By Jose Kalapura

Patna: Education is one of the most powerful means to achieve development. Excluding any section of society from it is a terrible deprivation, says a leading academician in Bihar.

The most excluded in Bihar Society are Dalits, tribals, some backward communities, Vinay Kantha, retired professor of Patna University and vice-president of the People’s Union for Civil Liberties told a national seminar in Patna.

Kantha was the key note speech of the March 17 seminar organized by Xavier Institute of Social Research, Patna.

Some 120 people representing several organizations in Bihar such as Bihar Dalit Vikas Samiti, Naari Gunjan, attended the seminar on “Education of the Marginalized Communities in Bihar: Exploring Financial Inclusion” held at the Conference Hall at Bihar Dalit Vikas Samiti.

“Within the marginalized members in society, women are the most affected,” Kantha said.

“Marginalization of these members in social, economic, religious fields has been there in Indian society for centuries.
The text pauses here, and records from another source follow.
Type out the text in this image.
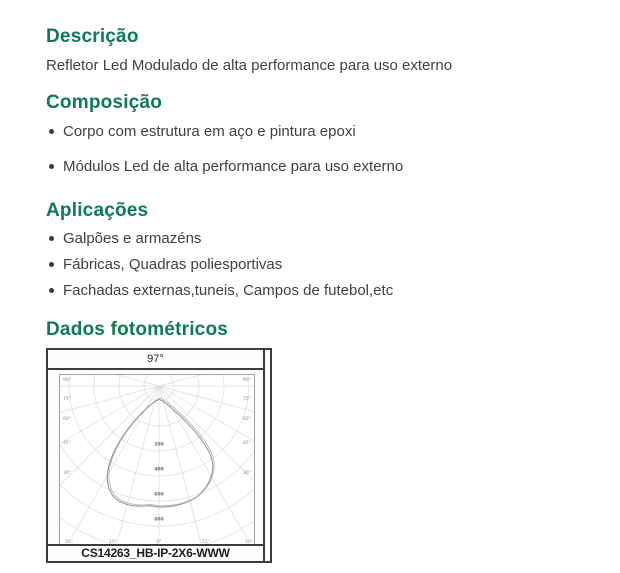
Descrição
Refletor Led Modulado de alta performance para uso externo
Composição
Corpo com estrutura em aço e pintura epoxi
Módulos Led de alta performance para uso externo
Aplicações
Galpões e armazéns
Fábricas, Quadras poliesportivas
Fachadas externas,tuneis, Campos de futebol,etc
Dados fotométricos
97°
200
400
600
800
90°
75°
60°
45°
30°
90°
75°
60°
45°
30°
30°	15°	0°	15°	30°
CS14263_HB-IP-2X6-WWW
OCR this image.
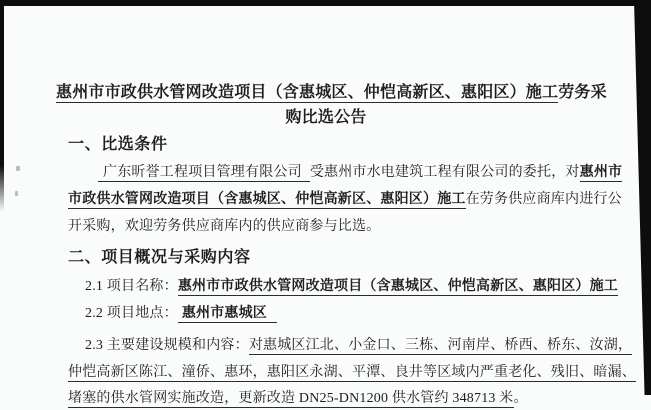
惠州市市政供水管网改造项目（含惠城区、仲恺高新区、惠阳区）施工劳务采
购比选公告
一、比选条件
广东昕誉工程项目管理有限公司 受惠州市水电建筑工程有限公司的委托，对惠州市
市政供水管网改造项目（含惠城区、仲恺高新区、惠阳区）施工在劳务供应商库内进行公
开采购，欢迎劳务供应商库内的供应商参与比选。
二、项目概况与采购内容
2.1 项目名称：惠州市市政供水管网改造项目（含惠城区、仲恺高新区、惠阳区）施工
2.2 项目地点： 惠州市惠城区
2.3 主要建设规模和内容：对惠城区江北、小金口、三栋、河南岸、桥西、桥东、汝湖，
仲恺高新区陈江、潼侨、惠环，惠阳区永湖、平潭、良井等区域内严重老化、残旧、暗漏、
堵塞的供水管网实施改造，更新改造 DN25-DN1200 供水管约 348713 米。
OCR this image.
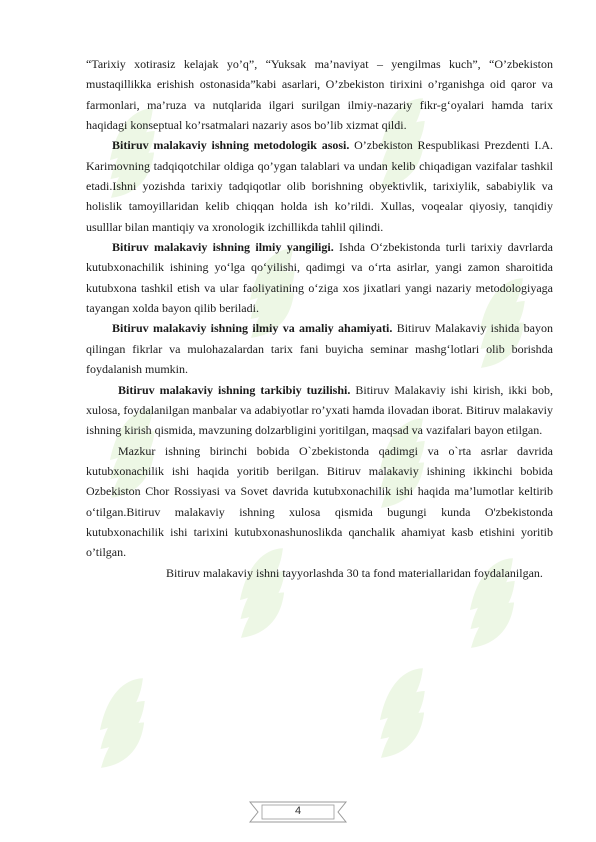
“Tarixiy xotirasiz kelajak yo’q”, “Yuksak ma’naviyat – yengilmas kuch”, “O’zbekiston mustaqillikka erishish ostonasida”kabi asarlari, O’zbekiston tirixini o’rganishga oid qaror va farmonlari, ma’ruza va nutqlarida ilgari surilgan ilmiy-nazariy fikr-g‘oyalari hamda tarix haqidagi konseptual ko’rsatmalari nazariy asos bo’lib xizmat qildi.

Bitiruv malakaviy ishning metodologik asosi. O’zbekiston Respublikasi Prezdenti I.A. Karimovning tadqiqotchilar oldiga qo’ygan talablari va undan kelib chiqadigan vazifalar tashkil etadi.Ishni yozishda tarixiy tadqiqotlar olib borishning obyektivlik, tarixiylik, sababiylik va holislik tamoyillaridan kelib chiqqan holda ish ko’rildi. Xullas, voqealar qiyosiy, tanqidiy usulllar bilan mantiqiy va xronologik izchillikda tahlil qilindi.

Bitiruv malakaviy ishning ilmiy yangiligi. Ishda O‘zbekistonda turli tarixiy davrlarda kutubxonachilik ishining yo‘lga qo‘yilishi, qadimgi va o‘rta asirlar, yangi zamon sharoitida kutubxona tashkil etish va ular faoliyatining o‘ziga xos jixatlari yangi nazariy metodologiyaga tayangan xolda bayon qilib beriladi.

Bitiruv malakaviy ishning ilmiy va amaliy ahamiyati. Bitiruv Malakaviy ishida bayon qilingan fikrlar va mulohazalardan tarix fani buyicha seminar mashg‘lotlari olib borishda foydalanish mumkin.

Bitiruv malakaviy ishning tarkibiy tuzilishi. Bitiruv Malakaviy ishi kirish, ikki bob, xulosa, foydalanilgan manbalar va adabiyotlar ro’yxati hamda ilovadan iborat. Bitiruv malakaviy ishning kirish qismida, mavzuning dolzarbligini yoritilgan, maqsad va vazifalari bayon etilgan.

Mazkur ishning birinchi bobida O`zbekistonda qadimgi va o`rta asrlar davrida kutubxonachilik ishi haqida yoritib berilgan. Bitiruv malakaviy ishining ikkinchi bobida Ozbekiston Chor Rossiyasi va Sovet davrida kutubxonachilik ishi haqida ma’lumotlar keltirib o‘tilgan.Bitiruv malakaviy ishning xulosa qismida bugungi kunda O'zbekistonda kutubxonachilik ishi tarixini kutubxonashunoslikda qanchalik ahamiyat kasb etishini yoritib o’tilgan.

Bitiruv malakaviy ishni tayyorlashda 30 ta fond materiallaridan foydalanilgan.

4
We carry on that bane in our present times and so we do not leave an equitable society in future,” he regretted.

The government and other stake holders for governance and development must take urgent step to include these communities, he asserted.

Sister Sudha Varghese, the chief guest, shared her 31 years of experience in working for the development of Musahar women. The member of the Sisters of the Notre Dame urged the participants to fight for their rights.

Often the civil authorities do not do their job, so you must not sit idle, but pursue with determination to get your rights, she told them.

It is one thing to have government plans and programs in paper. Implementation has failed the Dalits, added the nun who was chosen as the “Women of the Year” by Vanita (woman), India’s largest weekly.

Whether Dalit or non-Dalit all communities discriminated against women, she noted. Unless women in society are determined to educate their female children, society will not develop, she added.